As online businesses implement strong user authentication to comply with regulatory guidelines (FFIEC, SEPA), attacks are evolving from Phishing attacks that try to steal the user’s login credentials to Man in the Browser (MITB) that intercept and modify the transaction after a user has logged into the website. Also know as transaction generators, MITB attacks are a newly discovered type of Man in the Middle (MITM) attack that waits until users log in to strike, defeating all previous types of user authentication including OTP Tokens, Smart Cards and Biometrics. In order to prevent Man in the Middle attacks, online businesses must authenticate each high-value transaction as it is submitted.

The existing options for transaction verification such manual phone calls, using out of band one-time passwords (SMS or email) or dedicated hardware input devices have failed to be adopted widely because they are difficult to use and deploy, require dedicated hardware devices, or simply cost too much to make business sense.

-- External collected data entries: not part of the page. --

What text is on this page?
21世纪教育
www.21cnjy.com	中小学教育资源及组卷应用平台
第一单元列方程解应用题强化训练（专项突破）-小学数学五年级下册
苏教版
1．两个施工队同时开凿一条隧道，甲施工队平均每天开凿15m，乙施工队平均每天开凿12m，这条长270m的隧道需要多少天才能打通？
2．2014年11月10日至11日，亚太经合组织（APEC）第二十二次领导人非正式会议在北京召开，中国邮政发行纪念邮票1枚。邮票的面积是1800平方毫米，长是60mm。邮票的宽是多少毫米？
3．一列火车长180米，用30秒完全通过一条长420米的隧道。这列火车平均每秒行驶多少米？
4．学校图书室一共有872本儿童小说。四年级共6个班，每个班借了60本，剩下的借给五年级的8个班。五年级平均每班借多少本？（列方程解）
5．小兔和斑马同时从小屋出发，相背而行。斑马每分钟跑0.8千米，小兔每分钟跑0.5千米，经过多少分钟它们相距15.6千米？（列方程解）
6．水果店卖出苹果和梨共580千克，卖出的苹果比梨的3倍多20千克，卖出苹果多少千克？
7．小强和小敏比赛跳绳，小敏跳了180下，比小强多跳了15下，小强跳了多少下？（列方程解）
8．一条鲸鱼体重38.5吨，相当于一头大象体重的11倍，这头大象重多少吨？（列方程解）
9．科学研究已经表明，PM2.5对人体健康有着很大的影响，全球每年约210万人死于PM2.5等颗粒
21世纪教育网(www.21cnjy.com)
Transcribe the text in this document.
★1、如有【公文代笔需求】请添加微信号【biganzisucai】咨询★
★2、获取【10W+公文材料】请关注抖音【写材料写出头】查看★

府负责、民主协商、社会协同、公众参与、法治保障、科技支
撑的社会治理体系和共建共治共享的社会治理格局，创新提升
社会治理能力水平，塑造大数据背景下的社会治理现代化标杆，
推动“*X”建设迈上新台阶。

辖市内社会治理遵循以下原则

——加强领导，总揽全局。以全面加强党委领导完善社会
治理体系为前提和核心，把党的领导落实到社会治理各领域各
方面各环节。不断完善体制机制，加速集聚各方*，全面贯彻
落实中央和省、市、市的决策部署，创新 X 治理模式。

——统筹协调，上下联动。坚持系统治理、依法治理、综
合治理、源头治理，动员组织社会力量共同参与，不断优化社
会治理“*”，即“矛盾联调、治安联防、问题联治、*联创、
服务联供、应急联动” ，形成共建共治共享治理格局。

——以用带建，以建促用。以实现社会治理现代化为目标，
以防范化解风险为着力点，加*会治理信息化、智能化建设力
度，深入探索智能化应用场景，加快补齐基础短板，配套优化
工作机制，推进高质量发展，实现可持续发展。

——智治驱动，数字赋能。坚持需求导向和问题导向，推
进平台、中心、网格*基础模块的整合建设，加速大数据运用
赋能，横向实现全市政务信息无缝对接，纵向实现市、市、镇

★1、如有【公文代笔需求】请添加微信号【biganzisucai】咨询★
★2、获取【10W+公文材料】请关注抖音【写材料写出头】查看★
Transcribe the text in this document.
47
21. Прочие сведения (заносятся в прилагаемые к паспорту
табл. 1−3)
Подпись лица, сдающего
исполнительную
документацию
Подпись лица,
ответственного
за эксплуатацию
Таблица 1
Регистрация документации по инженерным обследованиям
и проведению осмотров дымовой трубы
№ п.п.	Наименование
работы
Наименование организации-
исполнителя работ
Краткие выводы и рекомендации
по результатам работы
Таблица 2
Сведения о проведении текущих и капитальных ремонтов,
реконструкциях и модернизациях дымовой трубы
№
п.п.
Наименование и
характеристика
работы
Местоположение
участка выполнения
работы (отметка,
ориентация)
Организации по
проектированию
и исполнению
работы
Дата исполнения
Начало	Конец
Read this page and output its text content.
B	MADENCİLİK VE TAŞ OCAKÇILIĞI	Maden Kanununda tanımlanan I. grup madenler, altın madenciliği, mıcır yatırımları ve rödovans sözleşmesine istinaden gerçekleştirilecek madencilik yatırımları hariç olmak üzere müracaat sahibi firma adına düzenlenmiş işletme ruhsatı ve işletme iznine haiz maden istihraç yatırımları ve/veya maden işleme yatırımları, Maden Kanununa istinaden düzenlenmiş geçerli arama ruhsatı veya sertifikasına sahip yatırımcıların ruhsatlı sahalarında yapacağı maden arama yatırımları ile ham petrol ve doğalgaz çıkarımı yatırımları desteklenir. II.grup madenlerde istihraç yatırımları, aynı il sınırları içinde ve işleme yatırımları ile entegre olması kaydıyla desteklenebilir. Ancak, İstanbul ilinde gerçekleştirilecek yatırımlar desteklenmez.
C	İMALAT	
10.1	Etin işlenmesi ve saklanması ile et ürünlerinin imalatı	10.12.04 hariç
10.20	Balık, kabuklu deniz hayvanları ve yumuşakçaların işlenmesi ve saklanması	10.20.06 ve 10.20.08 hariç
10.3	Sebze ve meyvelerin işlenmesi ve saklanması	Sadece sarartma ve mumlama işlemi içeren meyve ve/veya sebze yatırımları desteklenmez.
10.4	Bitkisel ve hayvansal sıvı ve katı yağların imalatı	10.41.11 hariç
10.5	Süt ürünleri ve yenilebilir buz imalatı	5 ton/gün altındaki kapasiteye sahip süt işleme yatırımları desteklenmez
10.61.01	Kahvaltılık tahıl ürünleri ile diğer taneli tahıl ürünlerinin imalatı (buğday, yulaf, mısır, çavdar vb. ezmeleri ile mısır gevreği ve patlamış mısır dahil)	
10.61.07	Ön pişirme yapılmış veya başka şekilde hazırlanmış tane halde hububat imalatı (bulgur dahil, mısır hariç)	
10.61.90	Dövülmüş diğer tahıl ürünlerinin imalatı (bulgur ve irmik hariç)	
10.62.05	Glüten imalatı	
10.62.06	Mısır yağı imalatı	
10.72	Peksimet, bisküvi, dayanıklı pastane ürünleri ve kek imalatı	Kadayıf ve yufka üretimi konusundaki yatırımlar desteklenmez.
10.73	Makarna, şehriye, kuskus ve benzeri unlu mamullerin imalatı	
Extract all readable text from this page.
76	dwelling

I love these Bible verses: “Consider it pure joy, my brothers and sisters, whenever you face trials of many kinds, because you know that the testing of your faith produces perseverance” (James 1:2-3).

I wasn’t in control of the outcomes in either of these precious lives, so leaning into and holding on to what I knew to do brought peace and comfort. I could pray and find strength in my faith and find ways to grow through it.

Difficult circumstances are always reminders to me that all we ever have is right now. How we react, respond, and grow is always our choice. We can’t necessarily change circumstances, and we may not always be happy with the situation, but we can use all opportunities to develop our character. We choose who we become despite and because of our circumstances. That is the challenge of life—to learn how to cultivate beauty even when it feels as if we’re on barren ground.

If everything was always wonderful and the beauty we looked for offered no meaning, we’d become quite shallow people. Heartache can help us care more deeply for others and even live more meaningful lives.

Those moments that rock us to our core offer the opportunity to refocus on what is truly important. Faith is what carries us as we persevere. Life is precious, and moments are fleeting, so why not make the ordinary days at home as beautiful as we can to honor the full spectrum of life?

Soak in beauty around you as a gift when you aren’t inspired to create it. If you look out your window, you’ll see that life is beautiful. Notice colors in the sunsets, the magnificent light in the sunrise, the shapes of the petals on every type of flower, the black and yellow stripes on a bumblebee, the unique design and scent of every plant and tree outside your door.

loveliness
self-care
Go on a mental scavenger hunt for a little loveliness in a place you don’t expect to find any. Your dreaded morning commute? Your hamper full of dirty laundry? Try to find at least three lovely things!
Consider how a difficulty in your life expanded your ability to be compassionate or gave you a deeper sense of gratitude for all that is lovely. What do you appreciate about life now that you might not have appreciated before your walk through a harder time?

TriCipher Armored Transactions is the first transaction authentication solution that is low-cost and user-friendly enough to be widely adopted for consumer and business transactions, while at the same time preventing Man in the Browser attacks.  It works by displaying details of each transaction, which users then verify.  While users’ experience is as simple entering passwords and clicking a mouse, behind the scenes TriCipher’s patented PKI-based technology digitally signs the transaction through a separate secure connection, legally proving that the user authorized the transaction.